The length of time a woman and her children stay within refuge accommodation varies depending on the area she is looking to be rehoused in, the size of apartment that she needs as well as the availability of housing stock within each area. In general, there is no average length of stay although women can be with us from 3 months to over a year in some cases.

Workers are available during office hours to offer support and information and we also provide an on-call service for women in refuge who can always contact a worker out with office hours. This service is available from 5 pm to 10pm the following morning during the week, and from 9 a.m. to 5 p.m. weekends and public holidays.

"My stay in Glasgow Women’s Aid was amazing.  We are at our lowest when

we move in refuge and all the support I had was fantastic"

Women, children and young people can stay in refuge until they access their own accommodation.

This can be around six months or longer. Follow On Support is offered to women when they are re-housed, after having lived in Glasgow Women's Aid refuge accommodation. Women are allocated a support worker who will support each woman as she moves out of refuge.

Follow On workers are available for support and information and will help in any way that they can. Women can expect emotional, as well as practical support and women will be listened to with respect and given space to talk about their feelings in their own time.

Workers can accompany women to appointments to other agencies as needed (benefits agency, lawyers etc). Workers will also aid women in changing over their addresses with relevant agencies and support women in applying for white goods and furnishings through the Scottish Welfare Fund.

Women are also given the choice of using a Support Plan which is like the refuge Support Plan. The Support Plan relates to the woman's emotional, physical, and financial needs.

Follow On support may involve supporting women to settle within their new community by exploring services available to them in this area.

Follow on workers can also support women to find courses available to them, from academic courses to courses on self-esteem and confidence building.

The overall aim of the Follow On service is to make the transition from refuge to a woman's new home as smooth as possible.

"I am still getting amazing support even though I have left refuge, I don’t feel alone. My worker applied for a starter pack that was a fantastic help for my move in to my new property."

Outreach support is delivered in local communities in safe and neutral venues, online and by telephone and is available to women who do not want or do not need to access refuge. Women’s outreach support is available to women who are currently experiencing domestic abuse and also to those who have historically experienced abusive relationships.

Using a person-centred approach our outreach workers work alongside women to help decide what practical and/or emotional advice and guidance is required. Our support is informed by the individual needs of each woman and her experiences.

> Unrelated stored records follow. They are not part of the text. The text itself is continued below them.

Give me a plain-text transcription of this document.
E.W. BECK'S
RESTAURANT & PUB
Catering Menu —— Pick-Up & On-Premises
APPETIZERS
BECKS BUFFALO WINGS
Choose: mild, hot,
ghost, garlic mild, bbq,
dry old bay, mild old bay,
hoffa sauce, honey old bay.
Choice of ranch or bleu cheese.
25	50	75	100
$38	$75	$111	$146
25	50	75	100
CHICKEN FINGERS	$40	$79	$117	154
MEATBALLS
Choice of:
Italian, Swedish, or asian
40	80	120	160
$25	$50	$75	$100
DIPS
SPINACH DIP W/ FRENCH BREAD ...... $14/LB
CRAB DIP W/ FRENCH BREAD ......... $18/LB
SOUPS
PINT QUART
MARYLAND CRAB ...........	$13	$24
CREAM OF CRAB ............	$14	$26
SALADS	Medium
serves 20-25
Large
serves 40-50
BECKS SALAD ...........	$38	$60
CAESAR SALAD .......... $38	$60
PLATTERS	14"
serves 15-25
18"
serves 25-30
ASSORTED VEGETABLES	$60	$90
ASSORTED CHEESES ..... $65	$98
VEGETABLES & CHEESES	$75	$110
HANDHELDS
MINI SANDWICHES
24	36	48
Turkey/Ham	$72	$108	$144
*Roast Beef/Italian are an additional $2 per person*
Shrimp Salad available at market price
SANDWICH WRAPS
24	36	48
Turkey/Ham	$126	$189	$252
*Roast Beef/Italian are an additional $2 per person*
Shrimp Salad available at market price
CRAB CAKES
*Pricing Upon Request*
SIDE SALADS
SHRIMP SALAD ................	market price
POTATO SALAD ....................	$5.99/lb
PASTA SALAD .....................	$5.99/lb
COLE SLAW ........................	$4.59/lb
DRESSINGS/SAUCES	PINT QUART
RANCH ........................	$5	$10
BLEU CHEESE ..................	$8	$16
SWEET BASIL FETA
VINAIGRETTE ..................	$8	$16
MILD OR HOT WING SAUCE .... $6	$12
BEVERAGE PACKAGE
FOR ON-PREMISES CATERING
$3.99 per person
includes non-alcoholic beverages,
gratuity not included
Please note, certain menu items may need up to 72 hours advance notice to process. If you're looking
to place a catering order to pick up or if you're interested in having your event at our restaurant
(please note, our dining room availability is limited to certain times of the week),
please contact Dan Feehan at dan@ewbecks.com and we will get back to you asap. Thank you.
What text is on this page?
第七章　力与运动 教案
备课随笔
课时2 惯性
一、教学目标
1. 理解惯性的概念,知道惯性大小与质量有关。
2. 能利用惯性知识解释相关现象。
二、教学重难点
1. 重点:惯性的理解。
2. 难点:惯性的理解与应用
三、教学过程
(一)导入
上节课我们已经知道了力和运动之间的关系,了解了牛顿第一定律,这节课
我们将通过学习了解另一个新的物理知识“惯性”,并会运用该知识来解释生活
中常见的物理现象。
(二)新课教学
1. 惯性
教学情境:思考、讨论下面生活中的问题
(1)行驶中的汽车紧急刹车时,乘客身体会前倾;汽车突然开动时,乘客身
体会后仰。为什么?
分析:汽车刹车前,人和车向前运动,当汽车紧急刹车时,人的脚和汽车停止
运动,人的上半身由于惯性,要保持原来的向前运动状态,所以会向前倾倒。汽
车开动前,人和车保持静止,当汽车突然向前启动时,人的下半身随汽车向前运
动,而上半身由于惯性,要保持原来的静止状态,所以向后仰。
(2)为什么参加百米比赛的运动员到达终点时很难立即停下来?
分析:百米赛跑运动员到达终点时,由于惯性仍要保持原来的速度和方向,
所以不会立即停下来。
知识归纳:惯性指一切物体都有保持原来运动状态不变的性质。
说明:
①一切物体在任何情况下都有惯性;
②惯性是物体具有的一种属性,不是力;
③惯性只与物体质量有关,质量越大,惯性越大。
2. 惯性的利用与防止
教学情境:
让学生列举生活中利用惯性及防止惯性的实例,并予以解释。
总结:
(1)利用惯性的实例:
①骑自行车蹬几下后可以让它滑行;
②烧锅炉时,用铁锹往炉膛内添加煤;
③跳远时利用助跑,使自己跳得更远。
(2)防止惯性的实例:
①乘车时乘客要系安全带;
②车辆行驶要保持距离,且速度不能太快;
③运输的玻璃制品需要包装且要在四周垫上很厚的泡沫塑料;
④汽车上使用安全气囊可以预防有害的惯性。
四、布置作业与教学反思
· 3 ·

Outreach workers will assess risk and support women to identify practical and emotional safety options that feel right for her. We can provide one to one support and sign posting in a range of areas such as finances, benefits, housing, safety planning and solicitors. We also offer a range of group work programmes which can reduce isolation, increase confidence, and provide support and practical tools for dealing with the effects of domestic abuse.

We accept self-referrals and referrals from agencies.

Our Independent Domestic Abuse Advocacy (IDAA) service aims to engage with and support women at the highest risk of harm from a partner or an ex-partner. IDAA workers support women experiencing domestic abuse to identify risk and provide safety planning advice in ways that best suit their individual circumstances. IDAA workers aim to reduce risk posed to women and increase her safety in ways such as signposting, safety planning and resources. IDAA workers can work in partnership with other agencies to meet the identified needs of women and can provide an advocacy service when women feel unable to articulate or voice their needs.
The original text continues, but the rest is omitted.